Ruling AIADMK's double speak on its ties with the BJP continues unabated.

The party has been sending mixed signals about its much-talked about relationship with the BJP at a time Opposition parties in Tamil Nadu are up in arms against the national party on the Cauvery issue.

The latest volte-face came on Monday when AIADMK top guns  —  Lok Sabha Deputy Speaker M Thambidurai and Fisheries Minister D Jayakumar  —  took pains to explain that the party has not decided on its alliance with the BJP.
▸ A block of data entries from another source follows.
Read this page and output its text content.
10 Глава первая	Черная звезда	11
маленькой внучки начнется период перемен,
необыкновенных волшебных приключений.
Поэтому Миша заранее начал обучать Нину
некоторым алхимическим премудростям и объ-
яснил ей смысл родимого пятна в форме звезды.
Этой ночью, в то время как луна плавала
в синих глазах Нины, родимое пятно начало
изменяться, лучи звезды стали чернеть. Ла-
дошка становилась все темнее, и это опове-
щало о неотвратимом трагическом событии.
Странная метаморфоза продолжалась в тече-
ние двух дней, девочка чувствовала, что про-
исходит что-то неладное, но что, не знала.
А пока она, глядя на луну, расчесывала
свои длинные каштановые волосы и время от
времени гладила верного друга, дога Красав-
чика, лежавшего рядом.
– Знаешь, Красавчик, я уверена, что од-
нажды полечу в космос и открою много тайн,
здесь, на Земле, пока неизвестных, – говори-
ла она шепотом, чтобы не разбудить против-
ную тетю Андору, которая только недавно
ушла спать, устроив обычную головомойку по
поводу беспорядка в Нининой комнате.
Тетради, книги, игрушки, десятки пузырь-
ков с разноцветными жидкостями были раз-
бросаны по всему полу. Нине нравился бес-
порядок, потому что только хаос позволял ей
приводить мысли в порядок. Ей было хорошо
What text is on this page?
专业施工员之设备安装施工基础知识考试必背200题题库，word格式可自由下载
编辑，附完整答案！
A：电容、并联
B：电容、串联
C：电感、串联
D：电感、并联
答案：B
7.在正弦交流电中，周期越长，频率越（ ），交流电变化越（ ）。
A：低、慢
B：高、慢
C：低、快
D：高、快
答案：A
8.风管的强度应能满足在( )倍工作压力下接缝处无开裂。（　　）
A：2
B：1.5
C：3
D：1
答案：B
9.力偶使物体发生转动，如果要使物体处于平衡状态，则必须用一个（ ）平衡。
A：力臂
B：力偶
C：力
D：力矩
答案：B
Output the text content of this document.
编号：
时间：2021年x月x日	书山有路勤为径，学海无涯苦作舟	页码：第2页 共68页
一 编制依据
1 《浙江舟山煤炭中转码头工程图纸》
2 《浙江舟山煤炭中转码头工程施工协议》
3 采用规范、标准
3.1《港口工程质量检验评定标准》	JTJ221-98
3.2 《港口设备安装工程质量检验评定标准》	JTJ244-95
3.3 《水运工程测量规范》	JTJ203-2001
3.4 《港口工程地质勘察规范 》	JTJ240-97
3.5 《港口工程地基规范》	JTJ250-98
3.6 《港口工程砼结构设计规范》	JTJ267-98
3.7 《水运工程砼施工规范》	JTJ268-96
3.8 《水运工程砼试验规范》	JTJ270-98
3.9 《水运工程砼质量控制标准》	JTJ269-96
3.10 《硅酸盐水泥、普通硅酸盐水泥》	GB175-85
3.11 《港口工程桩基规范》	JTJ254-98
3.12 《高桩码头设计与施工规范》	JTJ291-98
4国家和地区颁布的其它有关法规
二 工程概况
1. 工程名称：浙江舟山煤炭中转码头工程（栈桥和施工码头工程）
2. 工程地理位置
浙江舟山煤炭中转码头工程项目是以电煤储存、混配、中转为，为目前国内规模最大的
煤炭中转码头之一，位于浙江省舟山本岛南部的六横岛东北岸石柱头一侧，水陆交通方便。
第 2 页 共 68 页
The spur was an article in the party's mouthpiece Namadhu Puratchi Thalaivi Amma on Sunday that said signs are increasingly becoming visible for the AIADMK and the BJP to work like a double-barrelled gun in Indian politics and that the pathway was clear.

The latest article came only a week after the same mouthpiece accused the Centre of neglecting Tamil Nadu on every vital issue and asked it to change its attitude.

As speculation on the formal coming together of the two parties was rife, Thambidurai and Jayakumar sought to downplay the article saying no decision has been taken on the alliance and that they just have a "working relationship" with the BJP.

The AIADMK has been functioning as an unofficial ally of the BJP, especially inside Parliament, since its leader J Jayalalithaa's death in December 2016.

While Jayakumar said it was only an opinion piece and not the official stand of the party, Thambidurai said the AIADMK is functioning as a separate party in Parliament and there is no alliance so far.

Arch-rival DMK used the opportunity to take a dig saying the two parties were indeed a "double-barrelled gun" on issues such as Cauvery and NEET controversy.

Political analysts said the "double speak" betrayed the AIADMK's catch-22 situation vis-a-vis BJP since the Tamil Nadu's ruling party is caught between the national party and the people of the state.

Political commentator Bernard D' Sami told DH that since the current AIADMK leadership does not have the mandate to run the government, they would depend on the BJP's support for everything.

"To complete their tenure, they will continue to talk about an alliance with the BJP and make noise on issues concerning the state. But, I don't know how far people will believe them," D' Sami, Professor of History at Loyola College, said.

However, another observer Sumanth C Raman said the AIADMK is testing the waters to gauge the mood of the people.

"I don't think a formal alliance between the two parties is a great idea at this stage," he said.